Motivation: The composition of 2 Lebesgue measurable functions need not be measurable. This problem can be dealt with in a case by case basis( like with convolutions). Or as Big Rudin does, apply lüsins theorem to get borel measurable functions that differ only by a set of measure zero from the original 2 functions. The composition Of these functions will differ from the composition of the original by a set of measutev 0, and will also be borel and hence Lebesgue measureable.

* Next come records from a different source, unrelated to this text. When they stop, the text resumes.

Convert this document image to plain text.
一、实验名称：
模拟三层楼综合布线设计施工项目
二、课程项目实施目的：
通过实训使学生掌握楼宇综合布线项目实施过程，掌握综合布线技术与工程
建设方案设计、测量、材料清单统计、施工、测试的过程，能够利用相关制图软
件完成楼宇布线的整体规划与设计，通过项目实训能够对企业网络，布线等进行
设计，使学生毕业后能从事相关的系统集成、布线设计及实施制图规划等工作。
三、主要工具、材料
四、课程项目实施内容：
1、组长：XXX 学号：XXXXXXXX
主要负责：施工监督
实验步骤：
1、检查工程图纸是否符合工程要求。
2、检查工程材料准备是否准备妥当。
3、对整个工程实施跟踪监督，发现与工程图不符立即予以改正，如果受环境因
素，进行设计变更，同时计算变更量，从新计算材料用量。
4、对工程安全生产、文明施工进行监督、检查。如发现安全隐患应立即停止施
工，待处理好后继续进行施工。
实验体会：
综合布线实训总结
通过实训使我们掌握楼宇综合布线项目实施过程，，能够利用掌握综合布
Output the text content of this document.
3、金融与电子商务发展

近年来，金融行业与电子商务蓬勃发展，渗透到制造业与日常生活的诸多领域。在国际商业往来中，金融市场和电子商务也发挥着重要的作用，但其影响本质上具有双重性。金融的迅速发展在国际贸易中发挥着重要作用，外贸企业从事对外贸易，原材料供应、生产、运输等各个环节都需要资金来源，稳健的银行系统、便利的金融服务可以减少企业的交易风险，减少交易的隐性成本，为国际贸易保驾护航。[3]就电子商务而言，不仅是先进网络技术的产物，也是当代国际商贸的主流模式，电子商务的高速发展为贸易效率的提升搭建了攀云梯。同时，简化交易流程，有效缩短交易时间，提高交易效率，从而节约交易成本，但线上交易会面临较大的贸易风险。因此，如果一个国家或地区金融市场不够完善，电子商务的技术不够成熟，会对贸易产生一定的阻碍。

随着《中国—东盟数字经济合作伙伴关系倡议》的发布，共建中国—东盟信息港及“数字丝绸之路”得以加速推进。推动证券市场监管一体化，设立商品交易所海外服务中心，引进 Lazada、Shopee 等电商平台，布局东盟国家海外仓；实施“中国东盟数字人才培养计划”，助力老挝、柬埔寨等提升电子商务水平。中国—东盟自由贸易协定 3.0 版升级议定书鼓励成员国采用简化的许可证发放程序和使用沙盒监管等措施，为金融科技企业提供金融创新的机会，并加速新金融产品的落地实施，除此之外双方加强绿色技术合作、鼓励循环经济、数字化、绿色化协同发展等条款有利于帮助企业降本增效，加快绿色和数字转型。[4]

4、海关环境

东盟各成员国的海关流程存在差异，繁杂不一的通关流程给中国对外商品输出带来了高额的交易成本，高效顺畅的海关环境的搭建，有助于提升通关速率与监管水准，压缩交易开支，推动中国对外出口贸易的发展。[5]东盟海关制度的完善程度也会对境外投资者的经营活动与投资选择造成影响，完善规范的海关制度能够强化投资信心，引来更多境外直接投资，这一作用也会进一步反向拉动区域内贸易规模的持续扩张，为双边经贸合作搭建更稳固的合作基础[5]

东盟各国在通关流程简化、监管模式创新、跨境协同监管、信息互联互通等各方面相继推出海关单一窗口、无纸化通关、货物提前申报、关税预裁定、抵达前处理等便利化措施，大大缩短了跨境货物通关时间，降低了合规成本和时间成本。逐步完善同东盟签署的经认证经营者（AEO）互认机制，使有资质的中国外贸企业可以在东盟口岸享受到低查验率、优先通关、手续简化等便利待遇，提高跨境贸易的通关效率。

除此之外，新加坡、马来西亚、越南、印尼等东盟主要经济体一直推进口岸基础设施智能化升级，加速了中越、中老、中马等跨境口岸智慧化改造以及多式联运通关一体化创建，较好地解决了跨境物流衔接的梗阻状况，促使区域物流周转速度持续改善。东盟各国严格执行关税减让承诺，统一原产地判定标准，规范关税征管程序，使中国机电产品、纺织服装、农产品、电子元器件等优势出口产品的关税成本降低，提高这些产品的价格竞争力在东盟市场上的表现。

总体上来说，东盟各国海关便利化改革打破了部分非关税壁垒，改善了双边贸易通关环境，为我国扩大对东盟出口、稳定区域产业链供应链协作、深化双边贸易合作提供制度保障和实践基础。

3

This begs the question ' can two functions differ by a set of measure 0 with one measurable and the other not measurable, even if the measure is complete?'
Suppose $f, g: \mathbb R^d \to \mathbb R$ agree a.e. and $f$ is measurable. Then $\{f>\lambda\}$ and $\{g>\lambda\}$ differ by a set of measure zero, so there exist null sets $E, F$ with $\{g > \lambda\} \cap F = \emptyset$ such that $$\{f > \lambda\} \cup E = \{g>\lambda\} \cup F.$$
Since the union of measurable sets is measurable, $\{f > \lambda\} \cup E$ is measurable, so $\{g>\lambda\} \cup F$ is measurable. Then $\{g>\lambda\} \cup F \setminus F = \{g>\lambda\}$ is measurable, so $g$ is measurable.